Com efeito, através de um signo pictórico, emerge das pelágicas regiões nossas alguma espécie de ensinamento ou contemplação capaz de nos conduzir para lugares de bom senso que a gente muito ansiava. Tanta estima por uma imagem gera tento que exsuda identificação, tino que prova o seu valor intuitivo.
O que se pode afirmar sem medo de cometer um erro, sem demandar vênia, é que Mário Rasec semeou nos terrenos da arte, no que ela tem de melhor qualidade, uma semente capaz de produzir uma seara fértil e generosa. Lamentavelmente, os operários para segar as espigas são poucos, resta o aguardo paciente dos ceifadores do presente e do futuro, para não copiar, mas edificar uma continuidade que registre os que estiveram outrora, referendando nomes e cores, para que a História da Arte no Rio Grande do Norte destaque-se dessa esquina geográfica.

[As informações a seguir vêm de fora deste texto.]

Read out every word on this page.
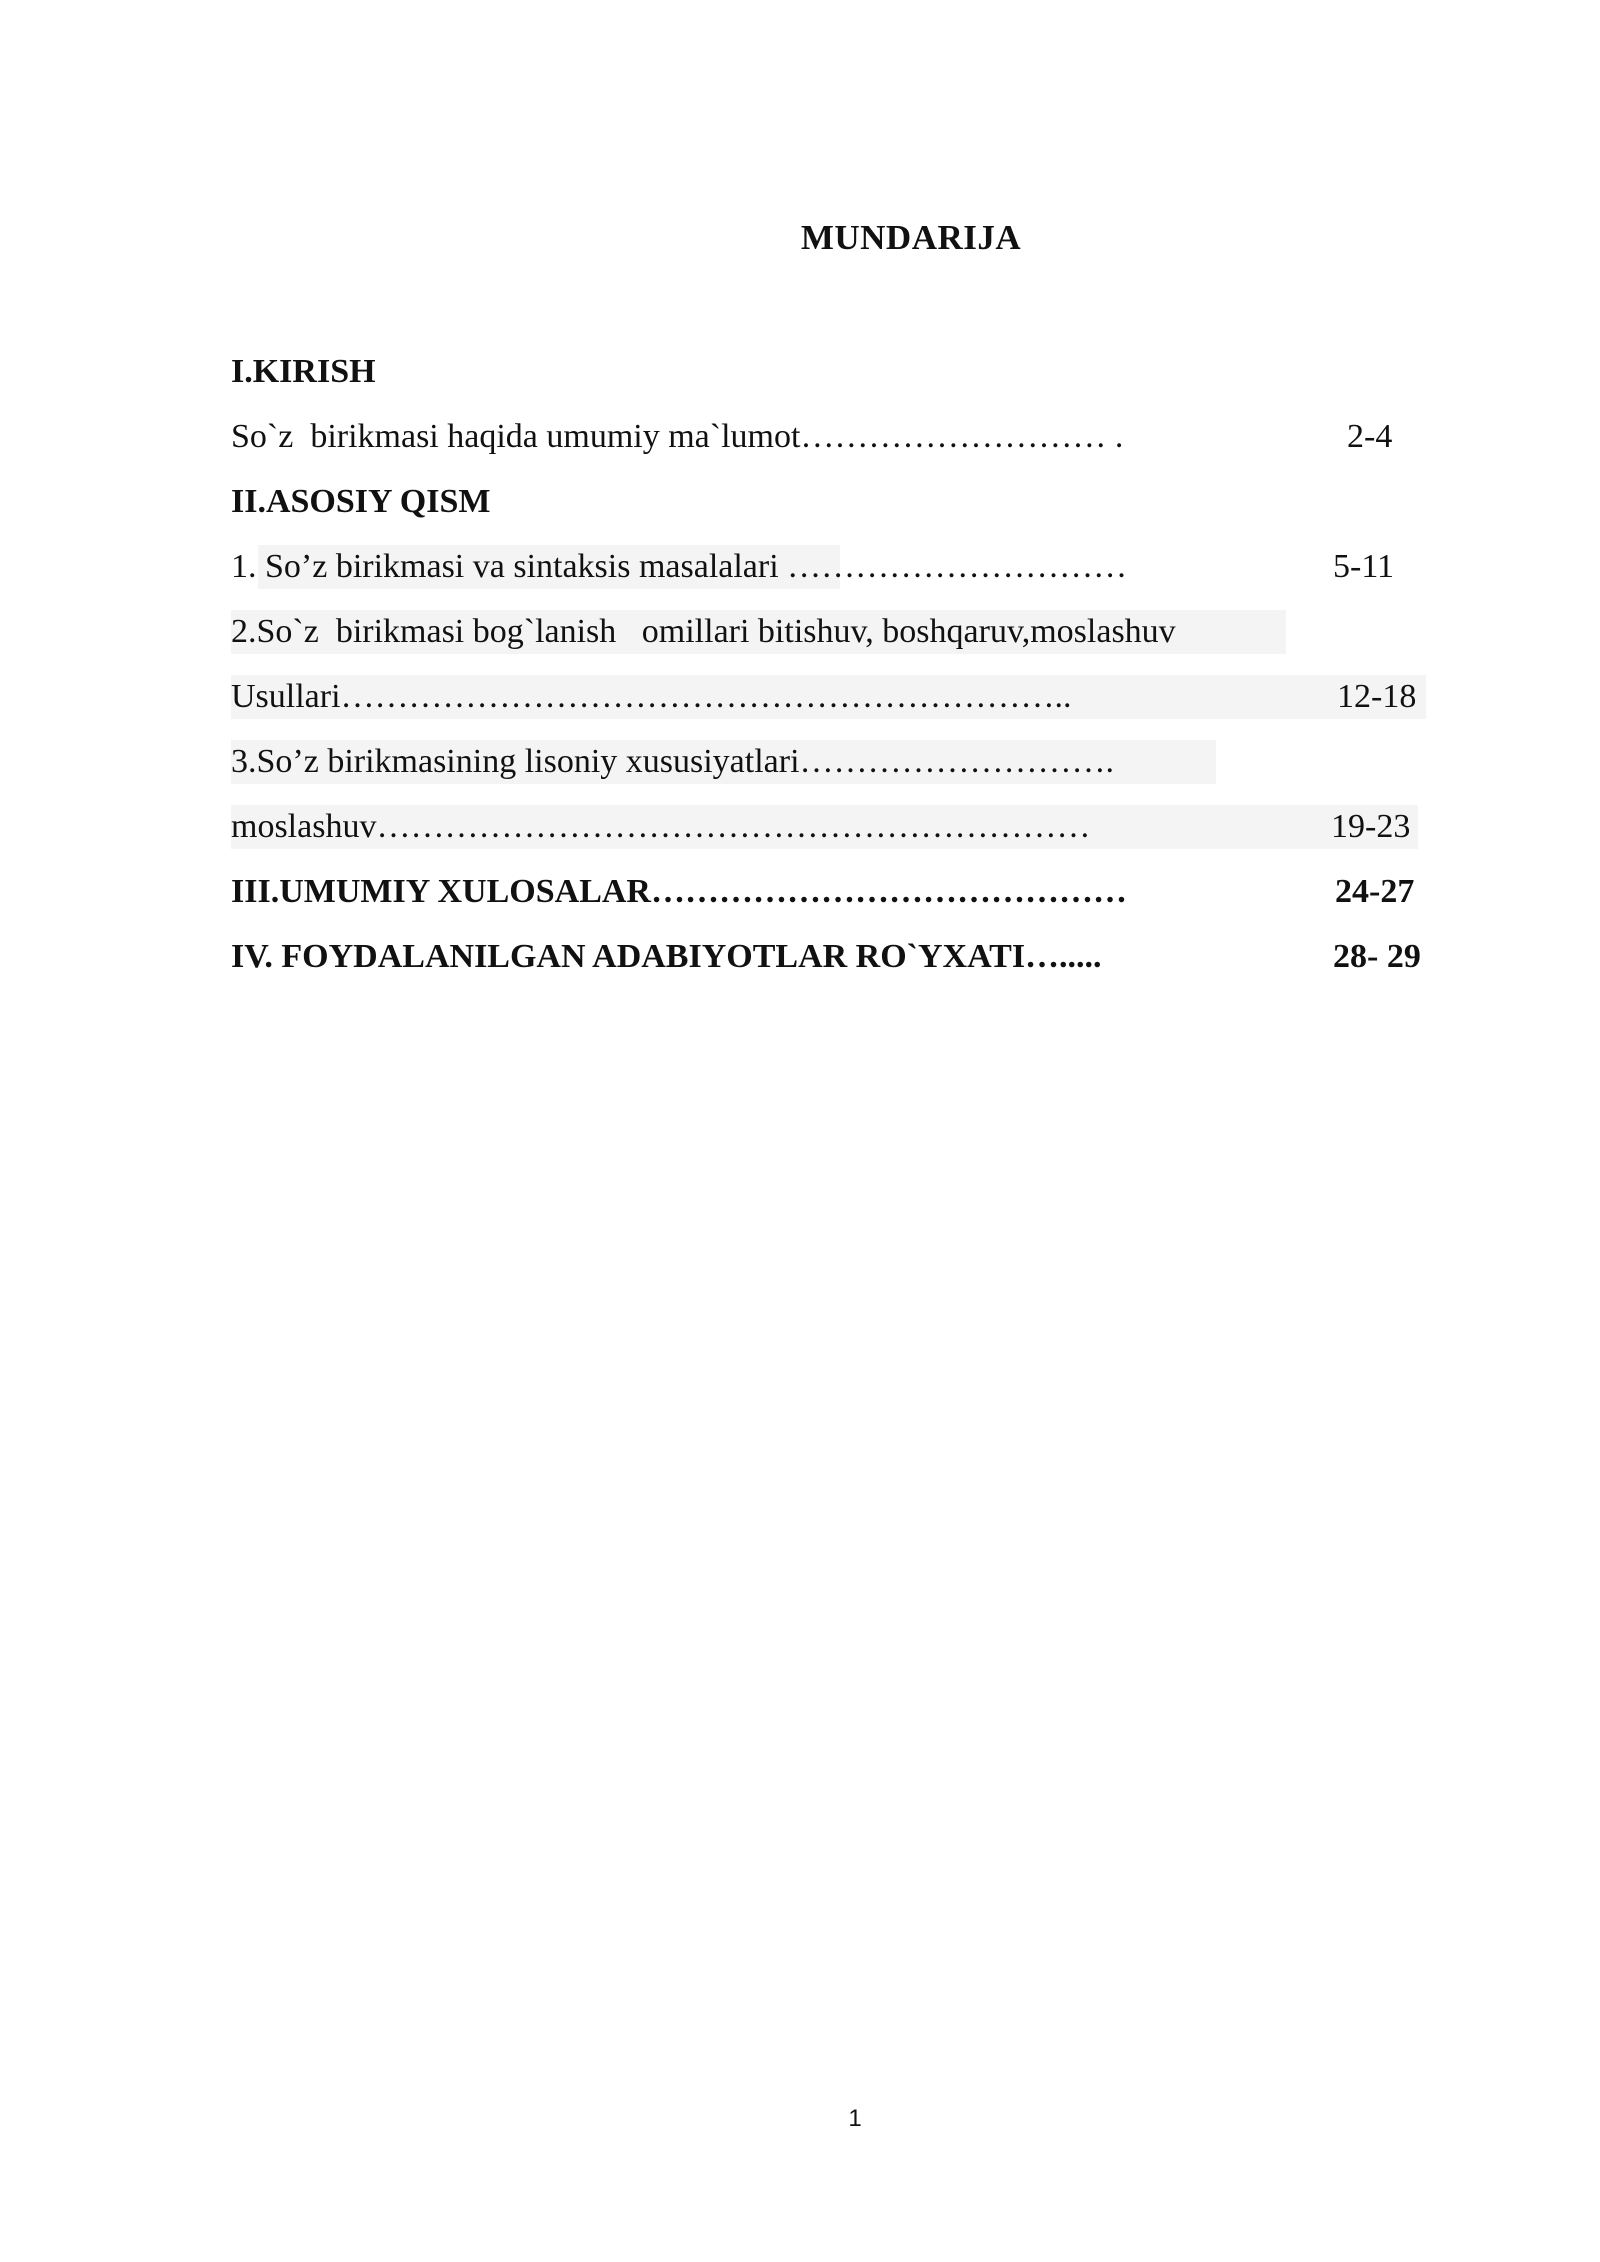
MUNDARIJA
I.KIRISH
So`z  birikmasi haqida umumiy ma`lumot……………………… .	2-4
II.ASOSIY QISM
1. So’z birikmasi va sintaksis masalalari …………………………	5-11
2.So`z  birikmasi bog`lanish   omillari bitishuv, boshqaruv,moslashuv
Usullari………………………………………………………..	12-18
3.So’z birikmasining lisoniy xususiyatlari……………………….
moslashuv………………………………………………………	19-23
III.UMUMIY XULOSALAR……………………………………	24-27
IV. FOYDALANILGAN ADABIYOTLAR RO`YXATI….....	28- 29
1
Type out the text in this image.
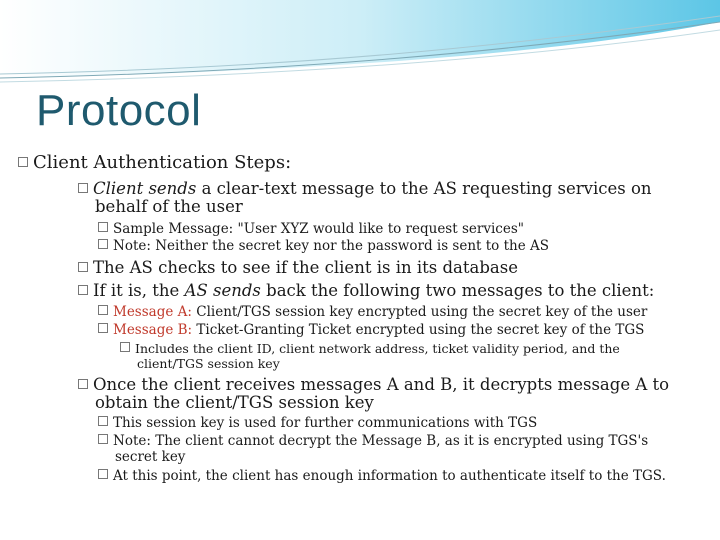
Protocol
Client Authentication Steps:
Client sends a clear-text message to the AS requesting services on
behalf of the user
Sample Message: "User XYZ would like to request services"
Note: Neither the secret key nor the password is sent to the AS
The AS checks to see if the client is in its database
If it is, the AS sends back the following two messages to the client:
Message A: Client/TGS session key encrypted using the secret key of the user
Message B: Ticket-Granting Ticket encrypted using the secret key of the TGS
Includes the client ID, client network address, ticket validity period, and the
client/TGS session key
Once the client receives messages A and B, it decrypts message A to
obtain the client/TGS session key
This session key is used for further communications with TGS
Note: The client cannot decrypt the Message B, as it is encrypted using TGS's
secret key
At this point, the client has enough information to authenticate itself to the TGS.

Detentor de uma arte pontuada por múltiplos olhares, sobretudo aquele que escolhe contemplar as coisas simples, retratando o anônimo e o que nem sempre se faz digno de ser contemplado ou de celebração, o artista encontra uma messe pronta para que ele seja um obreiro, visto não haver tantos operários que valorizem a sega cujo fruto é o das coisas ignoradas, do que não merece contemplação, sobretudo por termos uma sociedade do descartável, da pressa, de negação da memória e de um discurso que iguala tudo e todos em julgamentos e apreciações, fazendo acreditar que somos análogos.
Com efeito, esse apreço pelo simples, pelas coisas quedadas silentes, pelo silêncio nos retratos de pessoas, pela ausência de luz na retratação das autoestradas, conflui para o lugar de um sentido figurado, se quisermos compreender sua arte, ou seja, decalcar um eventual sentido para essa metáfora pictórica. Nessa linguagem elaborada por meio de cores, formas e geometrias, possibilita-nos extrair uma ideia, e esta, por sua vez, celebra uma comparação. Consabido é da metáfora como um lugar da multiplicidade de sentidos. Quero fazer saber que toda escolha na arte nunca é inocente. Há de buscar o que se vela pintado em um quadro. O ato de contemplar uma obra de arte nos deixa mais ricos interiormente, pois fomos postos diante de algo que se inaugura, no sentido de que uma linguagem pictórica é acrescentada à realidade. Ademais, não podemos esquecer desse olhar multiforme de Mário Rasec, como se fosse uma espécie de dessossego que conduz o artista a contemplar a realidade, tanto nas coisas observadas por todos quanto por resgatar eventos, paisagens e pessoas na labuta e que são desprovidas de nome.
Por fim, gostaria de dizer alguma coisa sobre a formação, o gosto e o pendor às artes visuais desse artista. Para os gregos antigos, o pendor para determinado ofício ou fazer algo no campo da arte, era nominado dynamis (disposição ou potência). Mário Rasec parecia deter essa predisposição desde a mais tenra infância, manifestando-se primeiro em garatujas, depois, ao se fazer homem, no gosto não apenas pelo que fora incipiente, mas naquilo que habitava seu ser, latejando nos músculos e em áreas da mente, configurando uma alma na qual a experiência com a realidade convergia para reforçar a constelação de signos relacionadas a encarar o mundo, e se comprazer com seus elementos de uma outra maneira, bem diferente de como lhe ensinaram a ser, sentir, representar a realidade com suas convenções que parecem ser naturais, contudo, não passam de um construto social, tido desde sempre como como uma espécie de estribilho, lançando seu refrão cansativo ao infinito.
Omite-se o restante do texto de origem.